Japan's ruling parties are projected to secure a majority of the 125 seats up for grabs in the July 10 House of Councillors election, a Kyodo News survey showed Thursday.

It also suggested that the pro-constitutional revision camp, including Prime Minister Fumio Kishida's Liberal Democratic Party and some small opposition parties, would maintain the two-thirds majority in the 248-member upper house needed to initiate any amendment.

For the upcoming election, 124 seats -- 74 in electoral districts and 50 by proportional representation -- are contested, together with one left vacant in the other half of the chamber.

The LDP and its junior coalition partner Komeito are projected to win more than 63 seats, according to the telephone survey conducted Wednesday and Thursday that received responses from over 38,000 voters.
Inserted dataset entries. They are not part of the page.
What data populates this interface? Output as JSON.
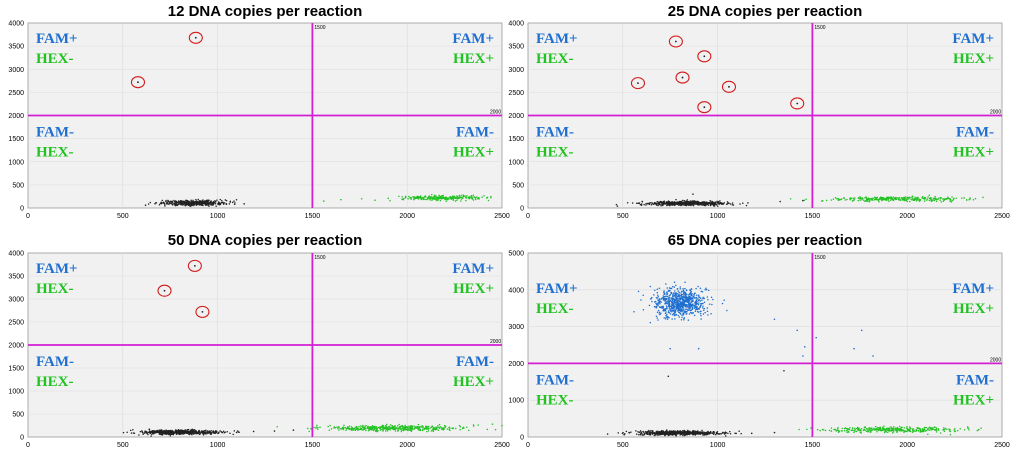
{
  "colors": {
    "fam": "#1f6fd0",
    "hex": "#22c222",
    "threshold": "#d21fd2",
    "negative": "#222222",
    "circle": "#d11a1a",
    "plot_bg": "#f1f1f1"
  },
  "chart_data": [
    {
      "type": "scatter",
      "title": "12 DNA copies per reaction",
      "xlim": [
        0,
        2500
      ],
      "ylim": [
        0,
        4000
      ],
      "xticks": [
        "0",
        "500",
        "1000",
        "1500",
        "2000",
        "2500"
      ],
      "yticks": [
        "0",
        "500",
        "1000",
        "1500",
        "2000",
        "2500",
        "3000",
        "3500",
        "4000"
      ],
      "thresholds": {
        "x": 1500,
        "y": 2000,
        "x_label": "1500",
        "y_label": "2000"
      },
      "quadrant_labels": {
        "fam_pos": "FAM+",
        "fam_neg": "FAM-",
        "hex_pos": "HEX+",
        "hex_neg": "HEX-"
      },
      "clusters": [
        {
          "series": "negative",
          "center": [
            870,
            110
          ],
          "spread": [
            85,
            28
          ],
          "count": 450
        },
        {
          "series": "hex",
          "center": [
            2190,
            220
          ],
          "spread": [
            110,
            28
          ],
          "count": 260
        }
      ],
      "circled_points": [
        [
          885,
          3680
        ],
        [
          580,
          2720
        ]
      ],
      "scatter_points": [
        [
          620,
          60
        ],
        [
          1090,
          80
        ],
        [
          1140,
          90
        ],
        [
          1560,
          150
        ],
        [
          1650,
          180
        ],
        [
          1760,
          200
        ],
        [
          1830,
          170
        ],
        [
          1900,
          210
        ],
        [
          1980,
          180
        ]
      ]
    },
    {
      "type": "scatter",
      "title": "25 DNA copies per reaction",
      "xlim": [
        0,
        2500
      ],
      "ylim": [
        0,
        4000
      ],
      "xticks": [
        "0",
        "500",
        "1000",
        "1500",
        "2000",
        "2500"
      ],
      "yticks": [
        "0",
        "500",
        "1000",
        "1500",
        "2000",
        "2500",
        "3000",
        "3500",
        "4000"
      ],
      "thresholds": {
        "x": 1500,
        "y": 2000,
        "x_label": "1500",
        "y_label": "2000"
      },
      "quadrant_labels": {
        "fam_pos": "FAM+",
        "fam_neg": "FAM-",
        "hex_pos": "HEX+",
        "hex_neg": "HEX-"
      },
      "clusters": [
        {
          "series": "negative",
          "center": [
            830,
            100
          ],
          "spread": [
            110,
            22
          ],
          "count": 550
        },
        {
          "series": "hex",
          "center": [
            1950,
            195
          ],
          "spread": [
            180,
            24
          ],
          "count": 320
        }
      ],
      "circled_points": [
        [
          780,
          3600
        ],
        [
          930,
          3280
        ],
        [
          815,
          2820
        ],
        [
          580,
          2700
        ],
        [
          1060,
          2620
        ],
        [
          930,
          2180
        ],
        [
          1420,
          2260
        ]
      ],
      "scatter_points": [
        [
          1160,
          110
        ],
        [
          1330,
          140
        ],
        [
          1450,
          160
        ],
        [
          1550,
          150
        ],
        [
          1640,
          170
        ],
        [
          1720,
          180
        ],
        [
          2300,
          220
        ],
        [
          2400,
          230
        ],
        [
          870,
          300
        ]
      ]
    },
    {
      "type": "scatter",
      "title": "50 DNA copies per reaction",
      "xlim": [
        0,
        2500
      ],
      "ylim": [
        0,
        4000
      ],
      "xticks": [
        "0",
        "500",
        "1000",
        "1500",
        "2000",
        "2500"
      ],
      "yticks": [
        "0",
        "500",
        "1000",
        "1500",
        "2000",
        "2500",
        "3000",
        "3500",
        "4000"
      ],
      "thresholds": {
        "x": 1500,
        "y": 2000,
        "x_label": "1500",
        "y_label": "2000"
      },
      "quadrant_labels": {
        "fam_pos": "FAM+",
        "fam_neg": "FAM-",
        "hex_pos": "HEX+",
        "hex_neg": "HEX-"
      },
      "clusters": [
        {
          "series": "negative",
          "center": [
            800,
            105
          ],
          "spread": [
            100,
            24
          ],
          "count": 600
        },
        {
          "series": "hex",
          "center": [
            1920,
            190
          ],
          "spread": [
            190,
            30
          ],
          "count": 450
        }
      ],
      "circled_points": [
        [
          880,
          3720
        ],
        [
          720,
          3180
        ],
        [
          920,
          2720
        ]
      ],
      "scatter_points": [
        [
          1100,
          100
        ],
        [
          1190,
          120
        ],
        [
          1300,
          130
        ],
        [
          1400,
          150
        ],
        [
          2350,
          260
        ],
        [
          2450,
          280
        ],
        [
          2500,
          250
        ]
      ]
    },
    {
      "type": "scatter",
      "title": "65 DNA copies per reaction",
      "xlim": [
        0,
        2500
      ],
      "ylim": [
        0,
        5000
      ],
      "xticks": [
        "0",
        "500",
        "1000",
        "1500",
        "2000",
        "2500"
      ],
      "yticks": [
        "0",
        "1000",
        "2000",
        "3000",
        "4000",
        "5000"
      ],
      "thresholds": {
        "x": 1500,
        "y": 2000,
        "x_label": "1500",
        "y_label": "2000"
      },
      "quadrant_labels": {
        "fam_pos": "FAM+",
        "fam_neg": "FAM-",
        "hex_pos": "HEX+",
        "hex_neg": "HEX-"
      },
      "clusters": [
        {
          "series": "fam",
          "center": [
            800,
            3650
          ],
          "spread": [
            70,
            190
          ],
          "count": 750
        },
        {
          "series": "negative",
          "center": [
            790,
            110
          ],
          "spread": [
            110,
            28
          ],
          "count": 600
        },
        {
          "series": "hex",
          "center": [
            1930,
            200
          ],
          "spread": [
            190,
            36
          ],
          "count": 350
        }
      ],
      "circled_points": [],
      "scatter_points": [
        [
          750,
          2400
        ],
        [
          900,
          2400
        ],
        [
          1300,
          3200
        ],
        [
          1420,
          2900
        ],
        [
          1460,
          2450
        ],
        [
          1520,
          2700
        ],
        [
          1720,
          2400
        ],
        [
          1820,
          2200
        ],
        [
          740,
          1650
        ],
        [
          1350,
          1800
        ],
        [
          1450,
          2200
        ],
        [
          1760,
          2900
        ],
        [
          420,
          80
        ],
        [
          1180,
          100
        ],
        [
          1300,
          120
        ],
        [
          1600,
          160
        ]
      ]
    }
  ]
}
Kishida has set the goal of the coalition maintaining a majority in the upper house. With half of the 248 seats uncontested, the target only requires them to win a total of 56 seats this time, down from the 69 seats they had before the election.

The LDP is expected to obtain 60 or more seats, up from its 55 contested seats and including the 19 seats it will likely maintain in proportional representation.

Komeito appears set to hold firm by maintaining seven proportional representation seats in play, and it seems likely to hold seven electoral districts where it has fronted candidates.

But the race still has room for significant change. In the survey, 31.2 percent of respondents said their vote is undecided in electoral district votes, while 15.4 percent said the same for proportional representation seats.

Opposition parties are likely to limit their gains as they struggled to field unified candidates in single-seat constituencies.

The Constitutional Democratic Party of Japan, the biggest in the camp, could possibly return fewer than 20 of its 23 seats in contention.

The Japan Innovation Party could be on course to more than double its six contested seats to 15, while the Democratic Party for the People may struggle to keep all of its seven seats. The Japanese Communist Party looks set to retain its six seats.

The Social Democratic Party, whose survival is in question, could struggle to gain seats.

The anti-establishment Reiwa Shinsengumi, which netted two proportional representation seats in the previous 2019 election, could gain a total of three seats from the Tokyo district contest and proportional representation voting.

The LDP leads the pro-constitutional revision forces that also include Komeito, the Japan Innovation Party and the Democratic Party for the People.

The LDP is aiming to "update" the supreme law that has never been amended since its 1946 promulgation, in part to explicitly mention the Self-Defense Forces in a revised version to clarify its status.